Movie Review 2007 #16: Three Days of the Condor

A forerunner of many modern spy movies and series, from Alias to the Bourne Identity, starring Robert Redford and directed by Sydney Pollack.


I vaguely remembering borrowing and reading the novel that this is based upon years ago.
The movie is surprisingly, scarily topical, even today.
Redford plays Joe Turner, who works for the American Literary Historical Society, a front operation for the CIA. A “reader”, he apparently reads everything and everything, looking for clues, ideas, and things of interest for the CIA. When he comes back from lunch one day to find the rest of the staff murdered, he goes on the run, not sure of who or what he can trust…
The archetypal paranoia conspiracy spy movie, Three Days of the Condor, aside from the 70’s visuals, has a modern feel with its pacing and continual movement of pieces on the board. There isn’t a lot of down time as Redford keeps on the movie, trying to figure out who killed his co-workers, and more importantly, just what is so important that they were worth being killed for.
Faye Dunaway plays a random woman who Redford kidnaps as a means of protection and sanctuary.
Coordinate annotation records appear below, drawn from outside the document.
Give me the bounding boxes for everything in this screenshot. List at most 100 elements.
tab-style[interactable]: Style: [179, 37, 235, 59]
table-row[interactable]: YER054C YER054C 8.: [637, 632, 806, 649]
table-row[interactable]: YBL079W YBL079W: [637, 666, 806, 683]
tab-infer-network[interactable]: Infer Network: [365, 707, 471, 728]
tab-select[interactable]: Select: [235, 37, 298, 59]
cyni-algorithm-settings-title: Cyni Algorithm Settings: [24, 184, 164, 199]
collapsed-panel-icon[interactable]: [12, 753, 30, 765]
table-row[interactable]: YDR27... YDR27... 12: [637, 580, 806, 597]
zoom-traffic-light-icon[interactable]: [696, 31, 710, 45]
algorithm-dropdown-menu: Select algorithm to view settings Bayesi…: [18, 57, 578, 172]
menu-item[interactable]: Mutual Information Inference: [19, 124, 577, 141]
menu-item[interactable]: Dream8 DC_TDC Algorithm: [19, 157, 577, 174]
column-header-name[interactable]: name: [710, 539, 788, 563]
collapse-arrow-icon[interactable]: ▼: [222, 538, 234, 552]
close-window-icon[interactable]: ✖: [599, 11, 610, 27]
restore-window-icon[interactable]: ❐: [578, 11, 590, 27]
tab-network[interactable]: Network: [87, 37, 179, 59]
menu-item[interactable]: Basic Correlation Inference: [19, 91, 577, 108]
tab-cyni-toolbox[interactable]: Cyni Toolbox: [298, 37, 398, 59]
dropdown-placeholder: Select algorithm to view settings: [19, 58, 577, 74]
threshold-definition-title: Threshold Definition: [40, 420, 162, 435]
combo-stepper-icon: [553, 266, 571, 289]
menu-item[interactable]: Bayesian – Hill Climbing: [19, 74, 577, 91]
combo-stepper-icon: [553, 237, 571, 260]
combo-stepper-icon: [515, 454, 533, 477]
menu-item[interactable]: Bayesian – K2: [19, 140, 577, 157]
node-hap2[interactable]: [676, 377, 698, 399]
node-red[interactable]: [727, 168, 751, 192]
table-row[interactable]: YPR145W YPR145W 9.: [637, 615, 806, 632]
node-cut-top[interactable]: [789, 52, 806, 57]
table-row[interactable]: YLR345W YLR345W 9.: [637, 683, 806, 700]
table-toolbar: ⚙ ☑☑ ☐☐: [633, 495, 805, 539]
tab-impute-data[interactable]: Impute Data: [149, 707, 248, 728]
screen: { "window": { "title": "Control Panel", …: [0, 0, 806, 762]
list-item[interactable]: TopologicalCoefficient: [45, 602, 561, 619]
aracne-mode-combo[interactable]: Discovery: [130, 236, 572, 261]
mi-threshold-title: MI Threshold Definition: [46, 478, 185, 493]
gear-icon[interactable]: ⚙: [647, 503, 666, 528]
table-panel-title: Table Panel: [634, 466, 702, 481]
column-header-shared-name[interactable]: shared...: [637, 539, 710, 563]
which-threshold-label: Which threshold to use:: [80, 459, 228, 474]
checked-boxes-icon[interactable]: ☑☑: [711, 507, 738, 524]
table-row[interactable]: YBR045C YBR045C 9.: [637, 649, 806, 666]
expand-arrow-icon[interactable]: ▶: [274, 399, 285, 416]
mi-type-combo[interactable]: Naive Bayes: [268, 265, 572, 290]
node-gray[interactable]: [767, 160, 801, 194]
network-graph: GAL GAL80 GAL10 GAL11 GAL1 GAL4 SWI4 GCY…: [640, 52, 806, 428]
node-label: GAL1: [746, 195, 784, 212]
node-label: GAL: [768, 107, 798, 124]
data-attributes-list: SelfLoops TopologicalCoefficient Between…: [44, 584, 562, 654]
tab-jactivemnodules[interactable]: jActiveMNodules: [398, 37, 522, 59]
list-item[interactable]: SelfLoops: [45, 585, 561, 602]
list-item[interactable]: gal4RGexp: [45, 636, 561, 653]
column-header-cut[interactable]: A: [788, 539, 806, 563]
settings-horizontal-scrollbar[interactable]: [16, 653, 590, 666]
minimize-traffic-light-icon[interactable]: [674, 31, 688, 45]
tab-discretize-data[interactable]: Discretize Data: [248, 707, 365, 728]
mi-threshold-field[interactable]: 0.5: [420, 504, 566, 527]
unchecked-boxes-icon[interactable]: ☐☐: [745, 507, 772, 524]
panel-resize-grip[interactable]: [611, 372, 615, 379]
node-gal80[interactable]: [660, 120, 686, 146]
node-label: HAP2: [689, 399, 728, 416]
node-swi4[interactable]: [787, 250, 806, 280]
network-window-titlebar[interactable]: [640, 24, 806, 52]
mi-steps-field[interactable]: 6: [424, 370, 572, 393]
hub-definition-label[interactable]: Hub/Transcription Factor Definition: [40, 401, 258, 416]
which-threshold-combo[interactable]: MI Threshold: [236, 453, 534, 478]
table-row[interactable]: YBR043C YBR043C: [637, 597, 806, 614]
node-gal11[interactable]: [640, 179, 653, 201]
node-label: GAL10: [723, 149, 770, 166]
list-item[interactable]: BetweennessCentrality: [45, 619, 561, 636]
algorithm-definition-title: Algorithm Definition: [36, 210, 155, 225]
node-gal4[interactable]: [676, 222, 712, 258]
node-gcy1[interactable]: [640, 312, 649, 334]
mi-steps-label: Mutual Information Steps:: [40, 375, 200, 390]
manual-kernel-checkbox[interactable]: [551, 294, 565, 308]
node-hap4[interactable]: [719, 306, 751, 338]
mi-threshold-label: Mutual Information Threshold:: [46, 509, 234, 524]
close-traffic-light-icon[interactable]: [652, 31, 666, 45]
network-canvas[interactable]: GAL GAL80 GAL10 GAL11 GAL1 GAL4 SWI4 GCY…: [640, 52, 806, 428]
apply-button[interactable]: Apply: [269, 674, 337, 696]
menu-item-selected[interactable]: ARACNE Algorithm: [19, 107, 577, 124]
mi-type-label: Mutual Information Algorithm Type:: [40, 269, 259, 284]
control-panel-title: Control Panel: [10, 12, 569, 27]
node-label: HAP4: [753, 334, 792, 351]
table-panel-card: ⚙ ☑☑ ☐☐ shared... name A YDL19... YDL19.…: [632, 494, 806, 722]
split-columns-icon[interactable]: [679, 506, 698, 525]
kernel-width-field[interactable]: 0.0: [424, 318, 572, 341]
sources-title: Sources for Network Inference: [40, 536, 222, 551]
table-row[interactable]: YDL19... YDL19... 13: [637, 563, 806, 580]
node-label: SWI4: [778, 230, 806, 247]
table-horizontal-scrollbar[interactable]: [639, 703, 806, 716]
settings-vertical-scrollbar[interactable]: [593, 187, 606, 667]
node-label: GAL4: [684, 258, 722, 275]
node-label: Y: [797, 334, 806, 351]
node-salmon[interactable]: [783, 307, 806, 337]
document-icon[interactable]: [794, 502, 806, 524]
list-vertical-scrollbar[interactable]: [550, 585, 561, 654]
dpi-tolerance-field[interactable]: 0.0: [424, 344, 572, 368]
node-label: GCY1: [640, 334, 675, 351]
I wasn’t that thrilled with her role as written, since she goes from suspicious and tied up to naked in an unbelievably short period of time, IMO. Much better are Max Von Sydow as an assassin, Cliff Robertson as a CIA bureaucrat and the great John Houseman as a senior CIA official .
The movie is firmly grounded in the 70’s and I did feel a little weird seeing scenes set in the World Trade Center, only a couple of years old when the movie came out. Still, the movie’s themes are timeless. I can see how many movies and TV shows since have borrowed from this movie, or, when they have faltered, they might have done better remembering the virtues of the movie.
The ultimate reason for why Redford’s co-workers had to die is stunningly topical and appropriately cynical. Its a ambiguous ending to the movie, I suspect a remake would make things a little more clear cut.
Still, Redford does a great job as does the cast in general (aside from the unbelievability of Dunaway’s character). if you are interested in spy, conspiracy movies and the genre in general, you owe it to yourself to see this movie as one of the seminal movies of the genre.